My favourite AR experience was getting to know and understand the different characters of the individuals behind this small conservation organisation in remote arid Australia. People can be so different in so many ways, and yet still be united by a heart-deep, abiding love and commitment to sustaining the essence of Australia – it’s wildlife and the environment they belong in. It was amazing to feel like a fully integrated part of the team at the end. It felt like I was just getting started and it was time to go! The vastness of that landscape was also ever present, the major character in the story. It was fascinating to ponder what this place means to the different people who have made their homes and lives there – indigenous people, pastoralists, miners, wildlife biologists. I saw the reserve and surrounds at a low ebb – after months of dry the animals were desperate for any rare green leaf, but I know this place holds surprises for the patient, when the rare rain falls. I feel like I am now a small part of the unfolding Arid Recovery story, and I am excited to see what happens next!

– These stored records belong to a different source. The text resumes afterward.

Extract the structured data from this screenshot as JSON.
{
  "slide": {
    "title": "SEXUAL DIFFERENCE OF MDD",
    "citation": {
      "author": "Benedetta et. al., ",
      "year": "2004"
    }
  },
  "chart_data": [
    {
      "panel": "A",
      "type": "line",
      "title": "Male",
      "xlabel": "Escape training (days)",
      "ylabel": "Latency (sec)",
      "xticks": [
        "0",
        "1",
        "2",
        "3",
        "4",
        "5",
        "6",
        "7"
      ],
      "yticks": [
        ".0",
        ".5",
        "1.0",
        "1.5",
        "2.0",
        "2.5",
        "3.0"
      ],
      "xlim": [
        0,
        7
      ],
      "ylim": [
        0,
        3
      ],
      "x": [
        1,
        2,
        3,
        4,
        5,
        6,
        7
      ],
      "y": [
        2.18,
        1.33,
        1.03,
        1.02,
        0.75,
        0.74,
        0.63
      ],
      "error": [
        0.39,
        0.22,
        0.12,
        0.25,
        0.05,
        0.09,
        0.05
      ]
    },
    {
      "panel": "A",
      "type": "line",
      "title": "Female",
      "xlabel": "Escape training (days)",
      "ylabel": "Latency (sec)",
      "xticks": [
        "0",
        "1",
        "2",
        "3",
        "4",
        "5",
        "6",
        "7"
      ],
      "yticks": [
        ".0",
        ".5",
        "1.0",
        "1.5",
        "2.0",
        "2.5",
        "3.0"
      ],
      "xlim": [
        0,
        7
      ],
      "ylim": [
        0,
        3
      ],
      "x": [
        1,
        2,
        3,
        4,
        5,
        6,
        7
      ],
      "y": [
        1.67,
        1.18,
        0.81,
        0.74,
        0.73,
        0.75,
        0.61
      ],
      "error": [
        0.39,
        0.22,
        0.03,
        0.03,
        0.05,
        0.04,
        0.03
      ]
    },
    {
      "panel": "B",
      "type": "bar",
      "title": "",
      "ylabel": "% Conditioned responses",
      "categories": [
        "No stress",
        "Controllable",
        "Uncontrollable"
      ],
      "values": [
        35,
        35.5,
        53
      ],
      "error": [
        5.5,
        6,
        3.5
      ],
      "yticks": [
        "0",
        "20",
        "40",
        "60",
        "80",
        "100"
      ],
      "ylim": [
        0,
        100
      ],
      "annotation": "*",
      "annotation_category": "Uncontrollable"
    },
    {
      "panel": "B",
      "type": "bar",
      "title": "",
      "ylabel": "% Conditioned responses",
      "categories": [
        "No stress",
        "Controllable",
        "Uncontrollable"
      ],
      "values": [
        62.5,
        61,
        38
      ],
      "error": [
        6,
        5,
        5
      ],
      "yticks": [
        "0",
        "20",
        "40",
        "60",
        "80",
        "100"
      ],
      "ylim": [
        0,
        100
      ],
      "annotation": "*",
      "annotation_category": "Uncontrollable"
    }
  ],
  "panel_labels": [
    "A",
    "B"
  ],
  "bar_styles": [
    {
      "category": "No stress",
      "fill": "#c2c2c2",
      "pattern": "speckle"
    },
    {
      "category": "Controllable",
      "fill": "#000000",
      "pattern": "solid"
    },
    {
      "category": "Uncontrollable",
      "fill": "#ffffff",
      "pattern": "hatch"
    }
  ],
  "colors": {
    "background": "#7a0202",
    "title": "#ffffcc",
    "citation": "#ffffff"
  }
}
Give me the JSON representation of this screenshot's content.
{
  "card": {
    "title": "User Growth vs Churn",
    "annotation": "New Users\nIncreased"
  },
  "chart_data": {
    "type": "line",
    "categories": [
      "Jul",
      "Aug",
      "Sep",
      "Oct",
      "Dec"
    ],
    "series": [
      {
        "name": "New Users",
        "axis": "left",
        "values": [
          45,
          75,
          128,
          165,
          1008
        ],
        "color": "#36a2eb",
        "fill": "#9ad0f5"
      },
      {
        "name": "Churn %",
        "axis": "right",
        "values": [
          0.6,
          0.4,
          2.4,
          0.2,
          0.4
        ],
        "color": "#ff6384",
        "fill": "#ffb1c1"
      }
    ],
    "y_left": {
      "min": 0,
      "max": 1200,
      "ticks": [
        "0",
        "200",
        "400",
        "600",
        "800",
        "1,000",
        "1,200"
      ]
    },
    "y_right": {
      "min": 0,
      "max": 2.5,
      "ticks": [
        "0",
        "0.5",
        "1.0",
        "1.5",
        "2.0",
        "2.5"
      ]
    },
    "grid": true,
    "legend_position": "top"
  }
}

What have I done since the internship? As I made my way east, out of the arid heart of Australia, I stopped in at the truly astonishing Ikara-Flinders Ranges, and was lucky enough to encounter effortlessly graceful rock wallabies among the fractured rocks of the spectacular Brachina Gorge. I’m now back in Tas, still turning over the big questions in life! I have picked up a little bit of casual fauna consulting work and am working towards publishing my honours thesis. I have been taking it one step at a time, and trying to work out what the next big step will be! Masters? PhD? Thanks to all the people at Arid for welcoming me and sharing this incredible place and conservation endeavour with me!